À la même échelle mondiale, ce que les uns appellent piqure de rappel, les autres clou de nouveau enfoncé a été
- énoncé scientifiquement
- ET internationalement diffusé
il y a exactement trente neuf (39) années. Oui, autant que çà.
« Avoir des yeux pour voir »
Mais franchement, kess kiss pass ??
Pourquoi la presse parle tant de dérèglement climatique ?
Pourquoi la presse parle tant d’agriculture qui devrait changer ?
Pourquoi le Biau Jardiner de Grannod parle tant dans la presse ?
ÇÀ CACHE QUOI TOUT ÇÀ ?
C’est un plan comm’ ??? et le Biau Jardinier de Grannod serait donc « en campagne » ?
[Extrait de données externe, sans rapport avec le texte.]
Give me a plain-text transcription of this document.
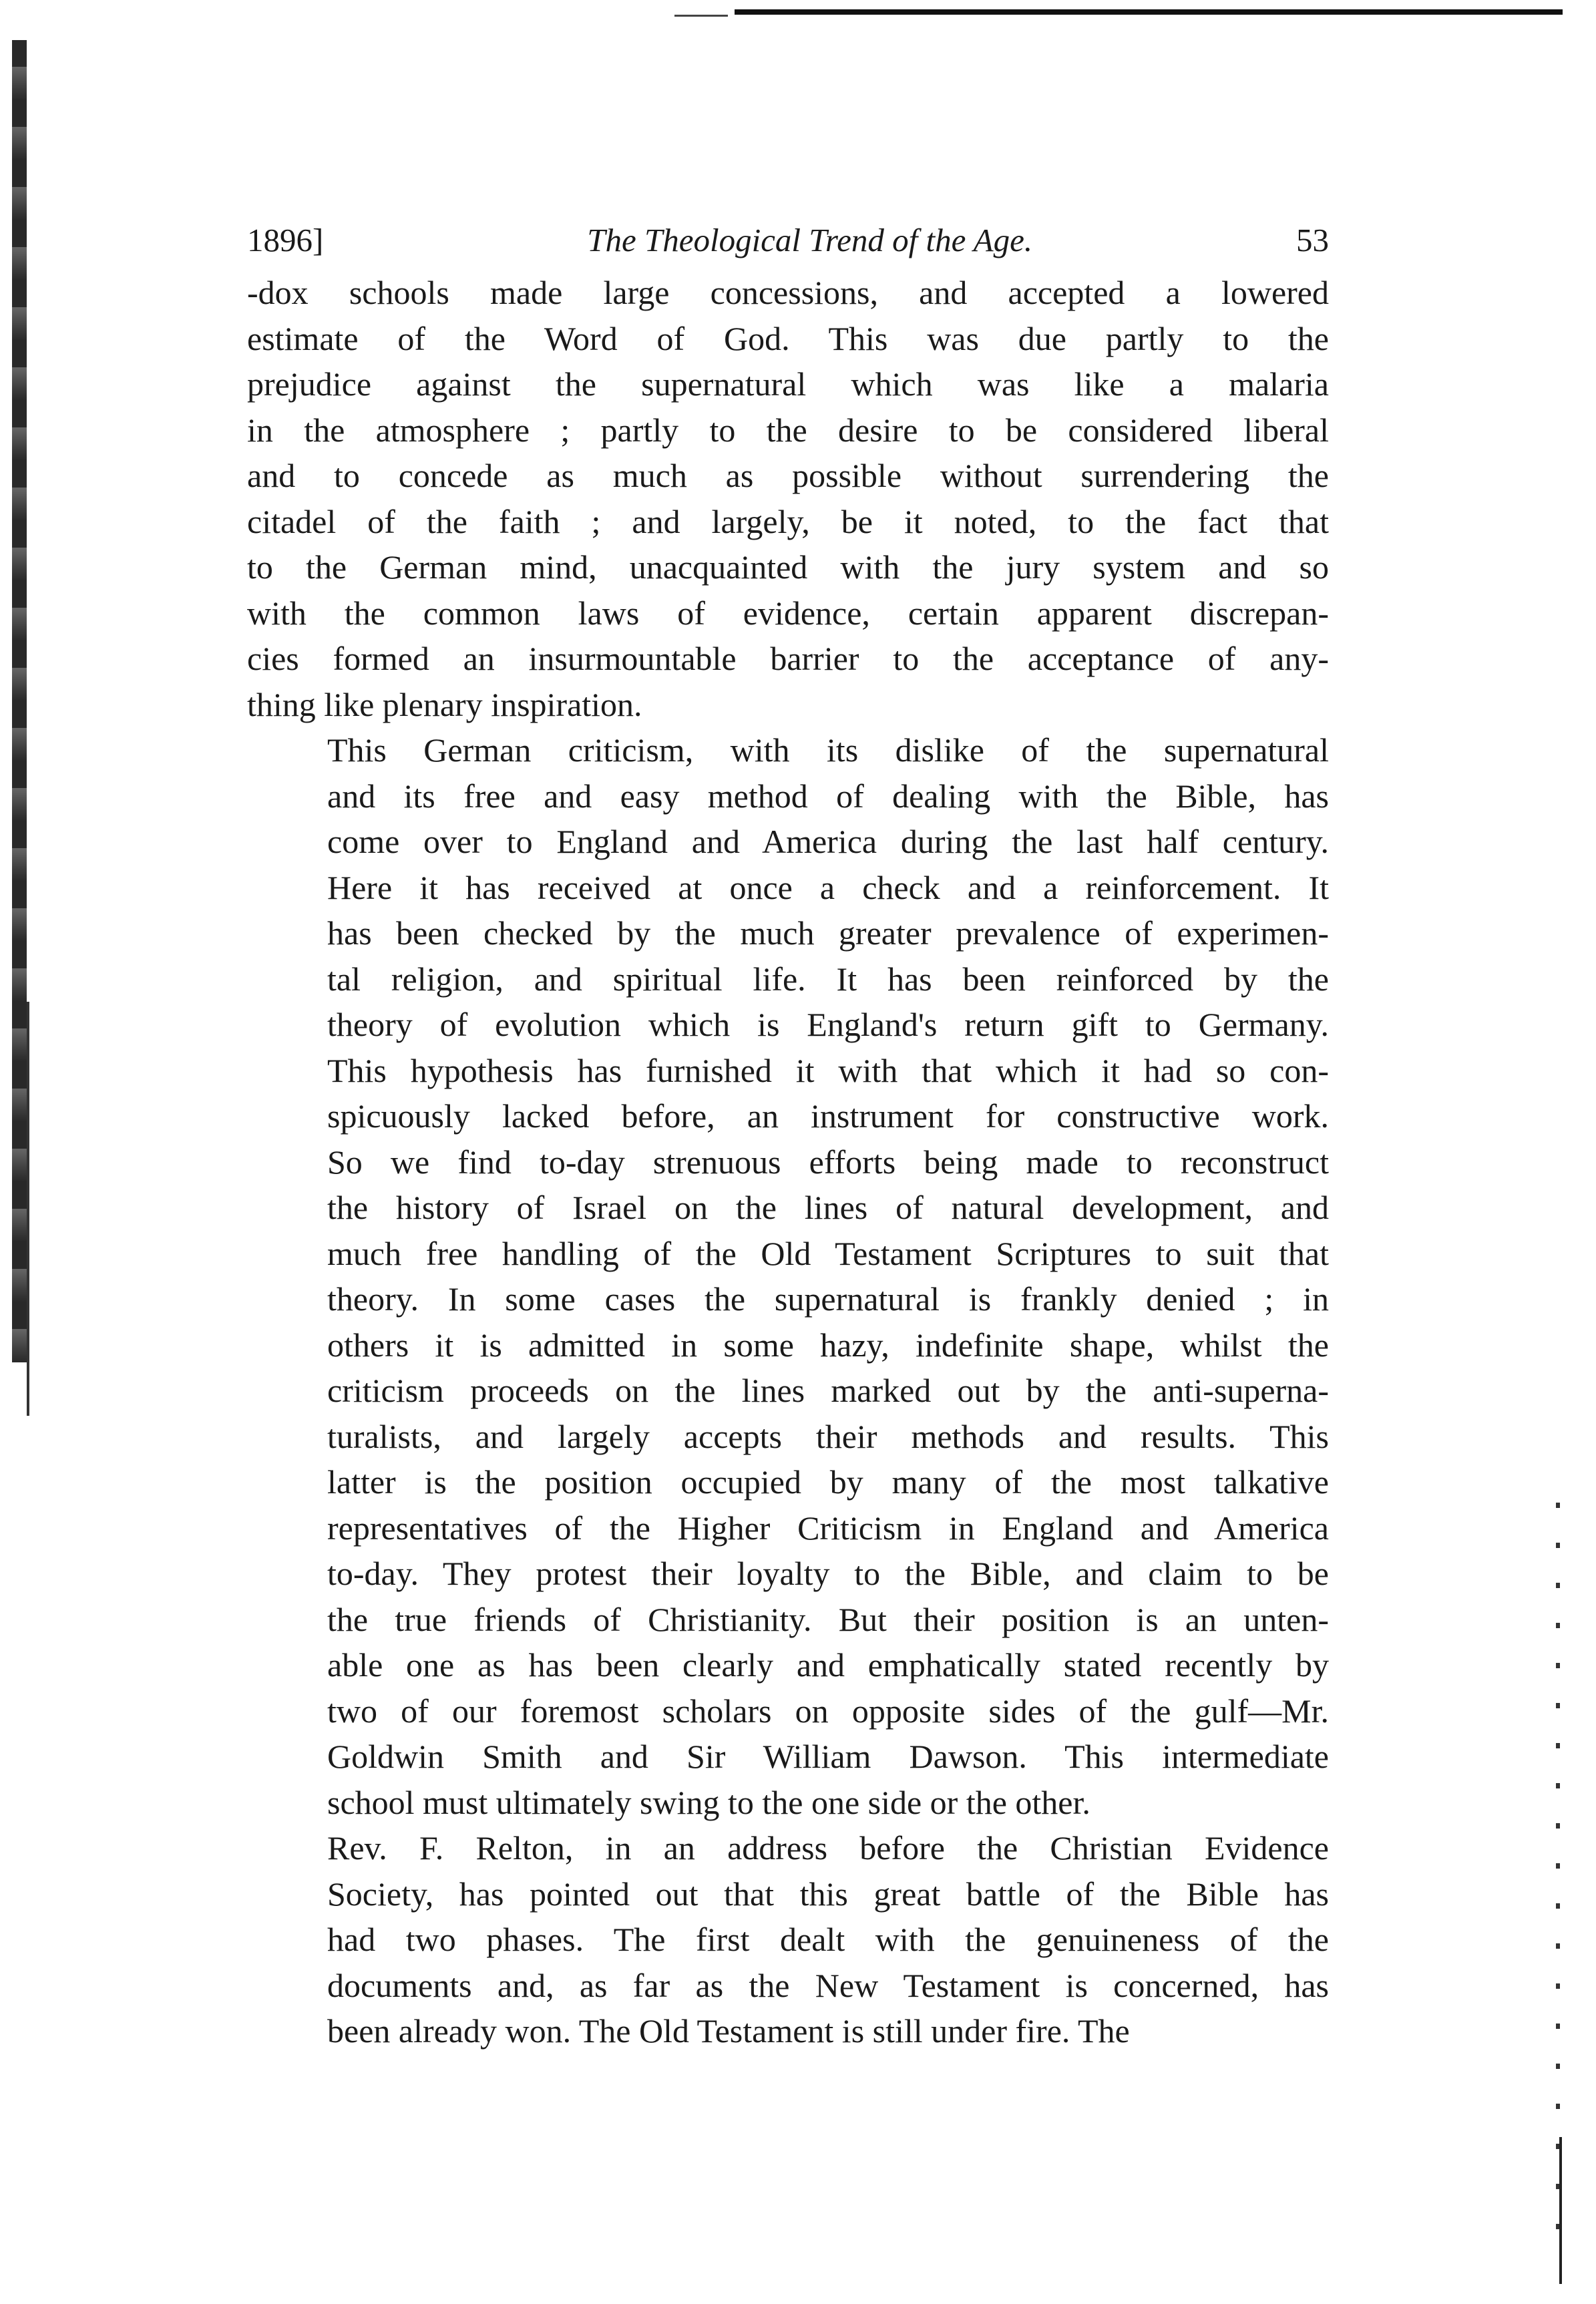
1896]	The Theological Trend of the Age.	53

-dox schools made large concessions, and accepted a lowered
estimate of the Word of God. This was due partly to the
prejudice against the supernatural which was like a malaria
in the atmosphere ; partly to the desire to be considered liberal
and to concede as much as possible without surrendering the
citadel of the faith ; and largely, be it noted, to the fact that
to the German mind, unacquainted with the jury system and so
with the common laws of evidence, certain apparent discrepan-
cies formed an insurmountable barrier to the acceptance of any-
thing like plenary inspiration.

This German criticism, with its dislike of the supernatural
and its free and easy method of dealing with the Bible, has
come over to England and America during the last half century.
Here it has received at once a check and a reinforcement. It
has been checked by the much greater prevalence of experimen-
tal religion, and spiritual life. It has been reinforced by the
theory of evolution which is England's return gift to Germany.
This hypothesis has furnished it with that which it had so con-
spicuously lacked before, an instrument for constructive work.
So we find to-day strenuous efforts being made to reconstruct
the history of Israel on the lines of natural development, and
much free handling of the Old Testament Scriptures to suit that
theory. In some cases the supernatural is frankly denied ; in
others it is admitted in some hazy, indefinite shape, whilst the
criticism proceeds on the lines marked out by the anti-superna-
turalists, and largely accepts their methods and results. This
latter is the position occupied by many of the most talkative
representatives of the Higher Criticism in England and America
to-day. They protest their loyalty to the Bible, and claim to be
the true friends of Christianity. But their position is an unten-
able one as has been clearly and emphatically stated recently by
two of our foremost scholars on opposite sides of the gulf—Mr.
Goldwin Smith and Sir William Dawson. This intermediate
school must ultimately swing to the one side or the other.

Rev. F. Relton, in an address before the Christian Evidence
Society, has pointed out that this great battle of the Bible has
had two phases. The first dealt with the genuineness of the
documents and, as far as the New Testament is concerned, has
been already won. The Old Testament is still under fire. The
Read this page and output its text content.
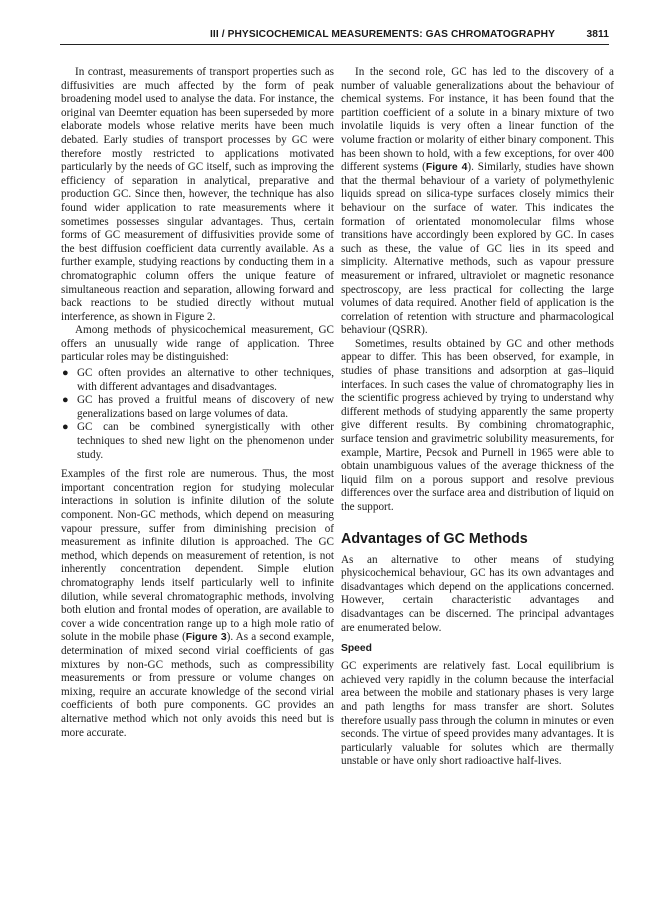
III / PHYSICOCHEMICAL MEASUREMENTS: GAS CHROMATOGRAPHY	3811

In contrast, measurements of transport properties such as diffusivities are much affected by the form of peak broadening model used to analyse the data. For instance, the original van Deemter equation has been superseded by more elaborate models whose relative merits have been much debated. Early studies of transport processes by GC were therefore mostly restricted to applications motivated particularly by the needs of GC itself, such as improving the efficiency of separation in analytical, preparative and production GC. Since then, however, the technique has also found wider application to rate measurements where it sometimes possesses singular advantages. Thus, certain forms of GC measurement of diffusivities provide some of the best diffusion coefficient data currently available. As a further example, studying reactions by conducting them in a chromatographic column offers the unique feature of simultaneous reaction and separation, allowing forward and back reactions to be studied directly without mutual interference, as shown in Figure 2.

Among methods of physicochemical measurement, GC offers an unusually wide range of application. Three particular roles may be distinguished:

● GC often provides an alternative to other techniques, with different advantages and disadvantages.
● GC has proved a fruitful means of discovery of new generalizations based on large volumes of data.
● GC can be combined synergistically with other techniques to shed new light on the phenomenon under study.

Examples of the first role are numerous. Thus, the most important concentration region for studying molecular interactions in solution is infinite dilution of the solute component. Non-GC methods, which depend on measuring vapour pressure, suffer from diminishing precision of measurement as infinite dilution is approached. The GC method, which depends on measurement of retention, is not inherently concentration dependent. Simple elution chromatography lends itself particularly well to infinite dilution, while several chromatographic methods, involving both elution and frontal modes of operation, are available to cover a wide concentration range up to a high mole ratio of solute in the mobile phase (Figure 3). As a second example, determination of mixed second virial coefficients of gas mixtures by non-GC methods, such as compressibility measurements or from pressure or volume changes on mixing, require an accurate knowledge of the second virial coefficients of both pure components. GC provides an alternative method which not only avoids this need but is more accurate.

In the second role, GC has led to the discovery of a number of valuable generalizations about the behaviour of chemical systems. For instance, it has been found that the partition coefficient of a solute in a binary mixture of two involatile liquids is very often a linear function of the volume fraction or molarity of either binary component. This has been shown to hold, with a few exceptions, for over 400 different systems (Figure 4). Similarly, studies have shown that the thermal behaviour of a variety of polymethylenic liquids spread on silica-type surfaces closely mimics their behaviour on the surface of water. This indicates the formation of orientated monomolecular films whose transitions have accordingly been explored by GC. In cases such as these, the value of GC lies in its speed and simplicity. Alternative methods, such as vapour pressure measurement or infrared, ultraviolet or magnetic resonance spectroscopy, are less practical for collecting the large volumes of data required. Another field of application is the correlation of retention with structure and pharmacological behaviour (QSRR).

Sometimes, results obtained by GC and other methods appear to differ. This has been observed, for example, in studies of phase transitions and adsorption at gas–liquid interfaces. In such cases the value of chromatography lies in the scientific progress achieved by trying to understand why different methods of studying apparently the same property give different results. By combining chromatographic, surface tension and gravimetric solubility measurements, for example, Martire, Pecsok and Purnell in 1965 were able to obtain unambiguous values of the average thickness of the liquid film on a porous support and resolve previous differences over the surface area and distribution of liquid on the support.

Advantages of GC Methods

As an alternative to other means of studying physicochemical behaviour, GC has its own advantages and disadvantages which depend on the applications concerned. However, certain characteristic advantages and disadvantages can be discerned. The principal advantages are enumerated below.

Speed

GC experiments are relatively fast. Local equilibrium is achieved very rapidly in the column because the interfacial area between the mobile and stationary phases is very large and path lengths for mass transfer are short. Solutes therefore usually pass through the column in minutes or even seconds. The virtue of speed provides many advantages. It is particularly valuable for solutes which are thermally unstable or have only short radioactive half-lives.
En campagne, pour un paysan, sur une ferme, en Bresse, rien que de très logique… Il ne lui reste donc qu’à recueillir les 500 signatures parmi
- les fidèles mangeurs de la Guillamap abonnés à ses délicieux légumes en paniers à tarif très doux
- les scolaires et salariés des cantines fournies par BioÀPro
- les adhérents des 14 lieux de distribution de Alterconso
- les gérants, salariés et clients de Biocoop Chalon, celui de Dijon Ahuy, ainsi que Les Rousses
Va-t-il « se déclarer » ? Au 20 heures ?
Parce que,
- paysan
- Bio
- en campagne
c’est vraiment la logique de saison ?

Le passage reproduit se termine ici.